Over the last few years, Trioni farms in Pembrokeshire has developed a thriving
business turning organic milk from its 390 dairy cows into flavoured milks and yogurts sold under the 'Daioni' label. At a TB test in May, six reactors and a handful of inconclusives were found and slaughtered. Things were getting better after a few years of continuous TB restriction. But a test in early December revealed that most of the young stock, reared and fed outside, were reactors to the skin test.
150 autumn born calves and 78 others have all been destroyed.
As the tests were applied to the milking herd, the Harris family feared the worst, and two weeks before Christmas, test results revealed another 220 reactors and 120 inconclusives out of the adult cattle.
Despite pleas to valuers, Welsh Assembly, Soil Association and abattoirs - and indeed anyone else who were willing to stir their respective backsides over the Christmas shut down, the process clanked on - until January 7th., when the first 130 cattle were loaded up for slaughter. (Farmers Guardian report)
The Harris family were contacted by several organisations and individuals - most to offer sympathy and support. And by the Environment Agency and others of that ilk, to ensure that the milk from the reactor cattle, now isolated awaiting slaughter but still in need of TLC and milking for weeks, was being disposed of in a manner prescribed by The Law.

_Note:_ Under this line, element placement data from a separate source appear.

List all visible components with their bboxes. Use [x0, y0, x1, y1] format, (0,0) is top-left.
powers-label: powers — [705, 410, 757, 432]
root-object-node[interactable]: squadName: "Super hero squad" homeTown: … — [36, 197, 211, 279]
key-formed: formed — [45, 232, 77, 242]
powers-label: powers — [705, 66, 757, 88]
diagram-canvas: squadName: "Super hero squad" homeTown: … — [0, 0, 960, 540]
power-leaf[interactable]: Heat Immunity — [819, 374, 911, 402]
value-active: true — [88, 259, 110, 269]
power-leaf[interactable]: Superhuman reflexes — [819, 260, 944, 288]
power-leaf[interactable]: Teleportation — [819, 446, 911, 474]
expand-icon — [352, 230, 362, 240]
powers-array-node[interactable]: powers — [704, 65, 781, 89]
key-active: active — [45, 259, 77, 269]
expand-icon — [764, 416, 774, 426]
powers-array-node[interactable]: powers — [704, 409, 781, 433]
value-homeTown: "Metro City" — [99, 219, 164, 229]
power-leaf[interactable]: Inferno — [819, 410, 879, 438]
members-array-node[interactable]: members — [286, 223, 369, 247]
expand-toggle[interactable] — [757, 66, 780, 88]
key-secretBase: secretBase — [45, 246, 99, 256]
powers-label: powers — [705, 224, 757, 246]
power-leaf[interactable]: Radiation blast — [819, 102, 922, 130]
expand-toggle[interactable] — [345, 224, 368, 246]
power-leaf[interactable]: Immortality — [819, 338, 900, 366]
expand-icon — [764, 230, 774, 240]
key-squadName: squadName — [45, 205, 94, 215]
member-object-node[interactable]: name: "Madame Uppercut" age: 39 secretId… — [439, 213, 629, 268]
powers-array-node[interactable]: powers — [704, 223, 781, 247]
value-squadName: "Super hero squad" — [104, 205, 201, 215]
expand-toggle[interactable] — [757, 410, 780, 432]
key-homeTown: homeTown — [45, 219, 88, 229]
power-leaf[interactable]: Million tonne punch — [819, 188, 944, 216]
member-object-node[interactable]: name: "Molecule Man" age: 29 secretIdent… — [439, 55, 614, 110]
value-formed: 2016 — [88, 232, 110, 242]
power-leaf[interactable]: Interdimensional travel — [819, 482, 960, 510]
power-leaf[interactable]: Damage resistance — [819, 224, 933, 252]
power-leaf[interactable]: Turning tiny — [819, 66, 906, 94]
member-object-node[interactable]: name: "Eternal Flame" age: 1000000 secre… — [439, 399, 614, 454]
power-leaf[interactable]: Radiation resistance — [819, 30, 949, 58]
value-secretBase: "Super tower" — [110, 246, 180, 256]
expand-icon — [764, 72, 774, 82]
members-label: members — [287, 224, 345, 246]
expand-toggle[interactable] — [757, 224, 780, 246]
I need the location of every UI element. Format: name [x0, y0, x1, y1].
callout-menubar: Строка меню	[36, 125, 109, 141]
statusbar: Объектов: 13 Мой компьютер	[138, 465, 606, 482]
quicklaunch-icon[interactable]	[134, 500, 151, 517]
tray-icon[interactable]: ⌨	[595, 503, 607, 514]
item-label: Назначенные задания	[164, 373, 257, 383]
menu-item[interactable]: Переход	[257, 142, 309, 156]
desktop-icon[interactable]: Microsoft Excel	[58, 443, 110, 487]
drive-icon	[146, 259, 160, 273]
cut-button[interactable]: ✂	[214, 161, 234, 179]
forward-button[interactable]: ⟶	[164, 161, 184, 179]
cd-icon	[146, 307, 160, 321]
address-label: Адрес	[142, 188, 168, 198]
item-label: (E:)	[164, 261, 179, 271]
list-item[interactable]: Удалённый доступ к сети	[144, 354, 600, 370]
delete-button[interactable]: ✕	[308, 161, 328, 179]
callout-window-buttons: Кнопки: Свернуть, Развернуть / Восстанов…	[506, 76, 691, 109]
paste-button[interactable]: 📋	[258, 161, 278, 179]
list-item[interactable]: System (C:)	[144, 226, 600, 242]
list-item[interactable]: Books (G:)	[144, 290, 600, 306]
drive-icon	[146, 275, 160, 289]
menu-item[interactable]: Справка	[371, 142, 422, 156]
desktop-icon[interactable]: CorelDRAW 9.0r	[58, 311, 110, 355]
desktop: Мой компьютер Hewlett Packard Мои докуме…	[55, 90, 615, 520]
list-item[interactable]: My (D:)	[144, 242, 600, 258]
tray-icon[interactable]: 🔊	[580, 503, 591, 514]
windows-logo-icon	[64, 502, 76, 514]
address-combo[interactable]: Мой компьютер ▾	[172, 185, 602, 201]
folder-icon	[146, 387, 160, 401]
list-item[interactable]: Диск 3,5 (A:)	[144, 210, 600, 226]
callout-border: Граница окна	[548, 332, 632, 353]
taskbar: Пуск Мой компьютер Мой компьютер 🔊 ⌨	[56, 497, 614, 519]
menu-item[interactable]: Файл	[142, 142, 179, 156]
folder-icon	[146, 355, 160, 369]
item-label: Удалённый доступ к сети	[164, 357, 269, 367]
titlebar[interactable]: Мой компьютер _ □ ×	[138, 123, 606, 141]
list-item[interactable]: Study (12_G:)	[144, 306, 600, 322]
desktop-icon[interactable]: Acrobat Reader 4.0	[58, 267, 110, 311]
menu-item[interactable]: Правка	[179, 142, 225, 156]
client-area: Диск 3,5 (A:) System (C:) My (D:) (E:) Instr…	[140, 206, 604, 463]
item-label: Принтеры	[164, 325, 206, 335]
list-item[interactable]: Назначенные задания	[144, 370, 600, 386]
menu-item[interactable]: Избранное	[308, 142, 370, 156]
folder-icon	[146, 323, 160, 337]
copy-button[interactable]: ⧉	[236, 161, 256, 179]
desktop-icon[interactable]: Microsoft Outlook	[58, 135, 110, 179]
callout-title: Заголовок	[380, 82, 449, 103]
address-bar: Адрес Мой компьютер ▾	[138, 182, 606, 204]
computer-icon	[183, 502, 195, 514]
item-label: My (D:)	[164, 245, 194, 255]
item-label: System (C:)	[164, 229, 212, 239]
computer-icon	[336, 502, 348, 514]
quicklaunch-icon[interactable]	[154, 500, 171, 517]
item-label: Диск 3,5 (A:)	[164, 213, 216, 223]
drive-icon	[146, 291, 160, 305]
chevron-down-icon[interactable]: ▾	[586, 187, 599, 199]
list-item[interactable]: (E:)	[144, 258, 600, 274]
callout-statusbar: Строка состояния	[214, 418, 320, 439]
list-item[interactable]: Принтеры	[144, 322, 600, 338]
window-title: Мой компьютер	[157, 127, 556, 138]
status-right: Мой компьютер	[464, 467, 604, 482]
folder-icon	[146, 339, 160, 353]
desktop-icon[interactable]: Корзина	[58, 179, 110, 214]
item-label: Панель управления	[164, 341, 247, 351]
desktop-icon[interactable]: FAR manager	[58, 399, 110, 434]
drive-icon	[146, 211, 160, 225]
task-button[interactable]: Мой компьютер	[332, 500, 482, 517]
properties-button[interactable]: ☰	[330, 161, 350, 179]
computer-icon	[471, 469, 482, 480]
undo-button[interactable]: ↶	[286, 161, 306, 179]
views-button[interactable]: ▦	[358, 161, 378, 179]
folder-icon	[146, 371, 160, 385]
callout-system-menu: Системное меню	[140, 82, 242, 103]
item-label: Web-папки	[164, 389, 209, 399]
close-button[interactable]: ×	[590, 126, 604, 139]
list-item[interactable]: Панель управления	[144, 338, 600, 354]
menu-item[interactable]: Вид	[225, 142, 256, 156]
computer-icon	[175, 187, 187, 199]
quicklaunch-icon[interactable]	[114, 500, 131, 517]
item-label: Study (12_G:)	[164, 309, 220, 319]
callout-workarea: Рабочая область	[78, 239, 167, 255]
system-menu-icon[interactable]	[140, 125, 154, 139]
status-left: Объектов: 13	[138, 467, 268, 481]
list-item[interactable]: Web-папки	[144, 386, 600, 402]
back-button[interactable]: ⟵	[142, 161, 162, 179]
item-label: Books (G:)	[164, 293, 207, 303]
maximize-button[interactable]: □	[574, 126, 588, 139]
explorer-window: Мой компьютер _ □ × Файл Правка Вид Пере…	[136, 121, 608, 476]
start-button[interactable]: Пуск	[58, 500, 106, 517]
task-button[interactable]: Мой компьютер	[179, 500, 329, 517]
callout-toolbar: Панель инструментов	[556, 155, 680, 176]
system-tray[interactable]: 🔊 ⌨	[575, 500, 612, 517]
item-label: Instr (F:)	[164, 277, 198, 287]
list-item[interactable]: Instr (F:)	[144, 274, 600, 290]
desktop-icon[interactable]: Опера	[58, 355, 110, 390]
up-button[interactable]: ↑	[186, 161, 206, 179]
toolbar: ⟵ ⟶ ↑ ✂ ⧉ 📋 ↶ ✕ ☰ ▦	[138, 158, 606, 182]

But after the first days' carnage of the adult cattle, the local AHO changed its mind and informed Mr. Harris that some of the consigned inconclusives need not have been slaughtered after all. Well that's a relief then. 46 need not have been shot. But the reprieve may be shortlived. The remaining cattle will be subject to Defra's toy-box favourite, gammaIFN. So it is highly likely that Mr. Harris and his family will have very few, if any, cattle left by the end of January 2009.
As we said at the beginning of this post, the Trioni cattle were of organic status, which should, according to a badger lobby website, have protected them from TB.
"Some commentators have suggested that organically-raised cattle have an exceptionally low incidence of TB infections. Very little research has proven this to be the case in the UK, but there is some evidence that organic cattle in countries where TB is endemic appear to have a high resistance towards the disease. This, and the possibility of getting higher prices for stock sales, should be a factor to consider if you were considering going 100% organic or moving towards more organic methods.
While we appreciate the attempts of the badger lobby to 'reduce the risks' for our cattle, we would remind them of this outbreak in 'TB resistant organic cattle':
563 organic cattle dead? Another batch to run the gauntlet of gammaIFN? This one sweep probably the worst single hit outbreak in GB history? And within an established, predominantly home bred and regularly tested organic herd ? An excellent start to the New Year to all concerned with the welfare of GB's cattle.
Our sympathies go to the Harris family.